For organizations like the REITs, which are spending a lot of capital on acquisitions, Joseph Blake is performing appraisals, but there is a lot of non-traditional work as well.

"REITs are not interested in having the properties in their portfolios valued, because they don't want the public aware," explains Don Blake, vice president at Blake headquarters in Woodbury, N.Y., "but they do need market studies prepared."

Appraisal firms had become a little complacent in the last several years, says Douglas Brown, president of the Appraisal Institute in Chicago, having grown accustomed to the banking and mortgage banking work. However, now that the refinancings have slowed down to a trickle and the RTC is winding down, "many appraisers are looking around for other things they can do."

New York-based Landauer also has forged ties to Wall Street, working with investment houses, rating agencies and investors in securitized debt.

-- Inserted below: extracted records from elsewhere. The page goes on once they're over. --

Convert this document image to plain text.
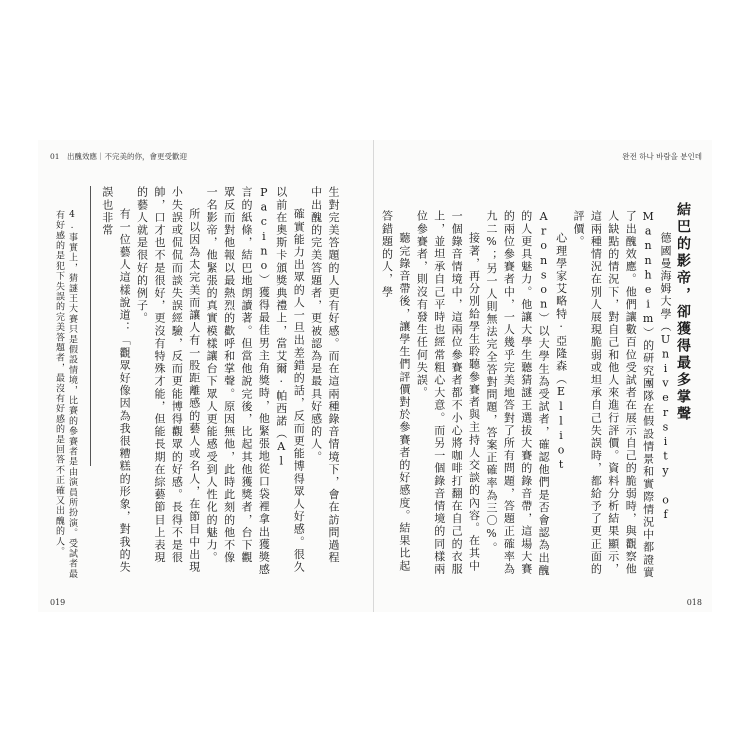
01　出醜效應｜不完美的你，會更受歡迎	완전 하나 바람을 분인데
結巴的影帝，卻獲得最多掌聲

德國曼海姆大學（University of Mannheim）的研究團隊在假設情景和實際情況中都證實了出醜效應。他們讓數百位受試者在展示自己的脆弱時，與觀察他人缺點的情況下，對自己和他人來進行評價。資料分析結果顯示，這兩種情況在別人展現脆弱或坦承自己失誤時，都給予了更正面的評價。

心理學家艾略特·亞隆森（Elliot Aronson）以大學生為受試者，確認他們是否會認為出醜的人更具魅力。他讓大學生聽猜謎王選拔大賽的錄音帶，這場大賽的兩位參賽者中，一人幾乎完美地答對了所有問題，答題正確率為九二%；另一人則無法完全答對問題，答案正確率為三〇%。

接著，再分別給學生聆聽參賽者與主持人交談的內容。在其中一個錄音情境中，這兩位參賽者都不小心將咖啡打翻在自己的衣服上，並坦承自己平時也經常粗心大意。而另一個錄音情境的同樣兩位參賽者，則沒有發生任何失誤。

聽完錄音帶後，讓學生們評價對於參賽者的好感度。結果比起答錯題的人，學

生對完美答題的人更有好感。而在這兩種錄音情境下，會在訪問過程中出醜的完美答題者，更被認為是最具好感的人。

確實能力出眾的人一旦出差錯的話，反而更能博得眾人好感。很久以前在奧斯卡頒獎典禮上，當艾爾·帕西諾（Al Pacino）獲得最佳男主角獎時，他緊張地從口袋裡拿出獲獎感言的紙條，結巴地朗讀著。但當他說完後，比起其他獲獎者，台下觀眾反而對他報以最熱烈的歡呼和掌聲。原因無他，此時此刻的他不像一名影帝，他緊張的真實模樣讓台下眾人更能感受到人性化的魅力。

所以因為太完美而讓人有一股距離感的藝人或名人，在節目中出現小失誤或侃侃而談失誤經驗，反而更能博得觀眾的好感。長得不是很帥，口才也不是很好，更沒有特殊才能，但能長期在綜藝節目上表現的藝人就是很好的例子。

有一位藝人這樣說道：「觀眾好像因為我很糟糕的形象，對我的失誤也非常

4.事實上，猜謎王大賽只是假設情境，比賽的參賽者是由演員所扮演。受試者最有好感的是犯下失誤的完美答題者，最沒有好感的是回答不正確又出醜的人。
019	018
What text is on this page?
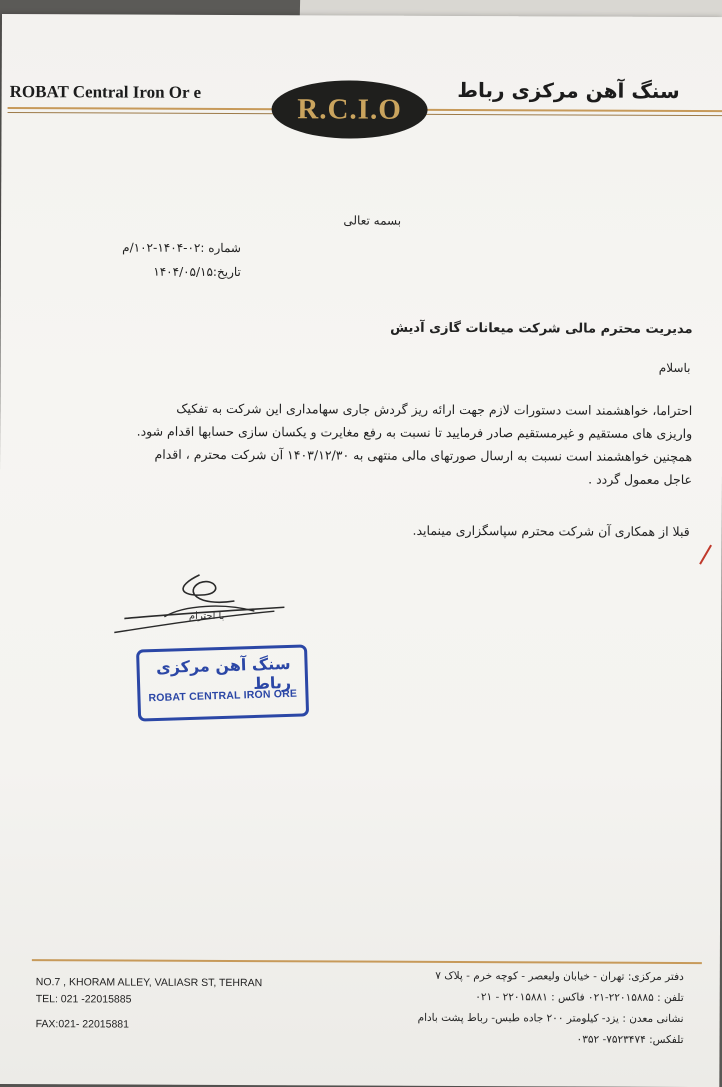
ROBAT Central Iron Or e	سنگ آهن مرکزی رباط
R.C.I.O
بسمه تعالی
شماره :۰۲-۱۴۰۴-۱۰۲/م
تاریخ:۱۴۰۴/۰۵/۱۵
مدیریت محترم مالی شرکت میعانات گازی آدیش
باسلام
احتراما، خواهشمند است دستورات لازم جهت ارائه ریز گردش جاری سهامداری این شرکت به تفکیک
واریزی های مستقیم و غیرمستقیم صادر فرمایید تا نسبت به رفع مغایرت و یکسان سازی حسابها اقدام شود.
همچنین خواهشمند است نسبت به ارسال صورتهای مالی منتهی به ۱۴۰۳/۱۲/۳۰ آن شرکت محترم ، اقدام
عاجل معمول گردد .
قبلا از همکاری آن شرکت محترم سپاسگزاری مینماید.
با احترام
سنگ آهن مرکزی رباط
ROBAT CENTRAL IRON ORE
NO.7 , KHORAM ALLEY, VALIASR ST, TEHRAN
TEL: 021 -22015885
FAX:021- 22015881
دفتر مرکزی: تهران - خیابان ولیعصر - کوچه خرم - پلاک ۷
تلفن : ۲۲۰۱۵۸۸۵-۰۲۱ فاکس : ۲۲۰۱۵۸۸۱ - ۰۲۱
نشانی معدن : یزد- کیلومتر ۲۰۰ جاده طبس- رباط پشت بادام
تلفکس: ۷۵۲۳۴۷۴- ۰۳۵۲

James Kafes, a managing director with Landauer, estimates that back in 1990, appraising was 80% of his division's business. Today, it's about 60% to 65%, and Kafes says he's working to get it down into the 50% range. "Today, there is a lot more consulting and pure analytical work and less appraising."

Krauser Welsh & Cirz is on the same track. Cirz estimates that five years ago, appraisals were 80% of his company's business, now it's no more than 50%.

"At a time when the industry is being flooded by new appraisers, there is really less business out there, and the business there is not as demanding as it was before," Cirz says. "We are swamped because we have changed our direction of work, doing a lot more consulting." For example, Krauser Welsh is representing a number of foreign and domestic institutions in the acquisitions process, performing, among other jobs, due diligence reports.

As Kafes concludes: "Everybody feels the old glory days of appraising will not return soon, so everyone is looking to trade on the fundamental strengths that they think they have in analyzing and understanding real estate and deriving fundamental products from the understanding and expertise. We are all looking to create products."